The Prime Power Divisors (PPD) of a positive integer are the largest prime powers that divide it. For example, the PPD of 450 are 2,9,25. Which numbers are equal to the sum of their PPD?
This is my attempt at the solution.
Let $m_1=p_1^{e_1}$, where $p_1$ is prime, and $e_1\in \mathbb{N}^+$. In this case it is obvious that $m_1$ is equal to the sum of its PPD.
Let $m_2=p_1^{e_1}p_2^{e_2}$, where $p_1,p_2 (p_1<p_2)$ are prime and $e_1,e_2\in \mathbb{N}^+$.
$$p_1^{e_1}p_2^{e_2}=p_1^{e_1}+p_2^{e_2}=p_1^{e_1}p_2^{e_2}\left(\frac{1}{p_2^{e_2}}+\frac{1}{p_1^{e_1}}\right)$$ Therefore $$\frac{1}{p_2^{e_2}}+\frac{1}{p_1^{e_1}}=1$$ $$\frac{1}{p_2^{e_2}}=1-\frac{1}{p_1^{e_1}}=\frac{p_1^{e_1}-1}{p_1^{e_1}}$$ $$p_2^{e_2}=\frac{p_1^{e_1}}{p_1^{e_1}-1}=1+\frac{1}{p_1^{e_1}-1}$$ Since $p_1^{e_1},p_2^{e_2}\in \mathbb{N}^+$, we must have that $$1+\frac{1}{p_1^{e_1}-1}\in \mathbb{N}^+$$ This is true only if $p_1^{e_1}=2=2^1$, i.e. $p_1=2$ and $e_1=1$. This would give us $$p_2^{e_2}=1+\frac{1}{2-1}=2^1$$ i.e. $p_2=2$ and $e_2=1$, but this contradicts our assumption that $p_1<p_2$, therefore $m_2$ cannot be equal to the sum of its PPD.

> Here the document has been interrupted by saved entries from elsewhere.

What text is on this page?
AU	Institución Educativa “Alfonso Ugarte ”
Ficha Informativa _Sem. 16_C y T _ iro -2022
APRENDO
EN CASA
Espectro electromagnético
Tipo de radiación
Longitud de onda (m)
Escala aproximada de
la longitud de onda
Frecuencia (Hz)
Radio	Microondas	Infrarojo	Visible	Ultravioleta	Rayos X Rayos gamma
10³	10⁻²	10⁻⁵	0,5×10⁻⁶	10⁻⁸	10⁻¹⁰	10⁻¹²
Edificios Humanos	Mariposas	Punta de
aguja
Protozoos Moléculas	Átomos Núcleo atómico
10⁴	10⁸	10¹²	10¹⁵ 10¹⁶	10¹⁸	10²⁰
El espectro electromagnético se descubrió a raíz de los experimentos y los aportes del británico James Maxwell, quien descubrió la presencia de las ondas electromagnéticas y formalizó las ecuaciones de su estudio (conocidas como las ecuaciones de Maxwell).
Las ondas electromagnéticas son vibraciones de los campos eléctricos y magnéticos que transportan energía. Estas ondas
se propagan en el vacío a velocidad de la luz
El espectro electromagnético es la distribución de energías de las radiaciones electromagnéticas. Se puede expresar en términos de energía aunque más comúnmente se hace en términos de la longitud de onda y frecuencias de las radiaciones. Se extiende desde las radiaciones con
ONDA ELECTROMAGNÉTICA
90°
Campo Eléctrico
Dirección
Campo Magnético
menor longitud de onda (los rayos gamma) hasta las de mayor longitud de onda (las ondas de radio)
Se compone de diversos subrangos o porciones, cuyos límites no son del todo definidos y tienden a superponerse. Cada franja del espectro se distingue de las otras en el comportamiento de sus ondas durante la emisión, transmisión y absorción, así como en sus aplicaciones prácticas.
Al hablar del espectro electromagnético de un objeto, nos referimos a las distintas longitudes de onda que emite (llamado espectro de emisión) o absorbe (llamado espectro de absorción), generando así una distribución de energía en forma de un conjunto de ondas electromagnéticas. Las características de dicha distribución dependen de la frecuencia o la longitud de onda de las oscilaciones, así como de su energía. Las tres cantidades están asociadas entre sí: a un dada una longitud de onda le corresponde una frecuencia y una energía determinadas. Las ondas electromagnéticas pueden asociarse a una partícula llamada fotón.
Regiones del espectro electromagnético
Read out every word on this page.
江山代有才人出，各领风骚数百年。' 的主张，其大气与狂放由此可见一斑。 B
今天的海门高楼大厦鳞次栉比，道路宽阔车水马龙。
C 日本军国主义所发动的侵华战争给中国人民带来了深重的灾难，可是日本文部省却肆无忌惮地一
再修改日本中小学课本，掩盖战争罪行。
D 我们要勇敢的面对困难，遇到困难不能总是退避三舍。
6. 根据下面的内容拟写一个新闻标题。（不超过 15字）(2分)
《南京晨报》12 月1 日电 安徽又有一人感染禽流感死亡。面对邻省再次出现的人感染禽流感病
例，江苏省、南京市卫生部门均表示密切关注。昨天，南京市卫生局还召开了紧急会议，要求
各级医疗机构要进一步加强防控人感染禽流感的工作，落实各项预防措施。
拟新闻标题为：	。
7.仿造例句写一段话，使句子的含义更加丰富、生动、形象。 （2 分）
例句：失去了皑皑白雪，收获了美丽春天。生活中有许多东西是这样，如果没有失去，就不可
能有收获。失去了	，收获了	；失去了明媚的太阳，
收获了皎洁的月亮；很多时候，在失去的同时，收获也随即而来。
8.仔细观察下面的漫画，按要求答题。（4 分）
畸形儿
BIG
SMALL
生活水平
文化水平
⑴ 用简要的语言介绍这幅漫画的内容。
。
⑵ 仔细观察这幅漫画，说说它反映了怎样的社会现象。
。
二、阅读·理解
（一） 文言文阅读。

I was wondering how this can be proved in general, for $m_k, k=1,2,3,...$
I like dxiv's answer—but for the present purposes, the proof is even simpler than the proof of "Sum Equals Product". It's easy to check that if $a\ge2$ and $b\ge2$, then $ab\ge a+b$, with equality if and only if $a=b=2$. By induction it follows for $k\ge2$ that if $a_1,\dots,a_k\ge2$, then $a_1\times\cdots\times a_k > a_1+\cdots+a_k$ unless $a_1=\cdots=a_k=2$. Applying this to distinct prime powers, we see that $p_1^{e_1}\times\cdots\times p_k^{e_k} > p_1^{e_1}+\cdots+p_k^{e_k}$ whenever $k\ge2$; so non-prime-powers are never the sum of their prime-power-divisors.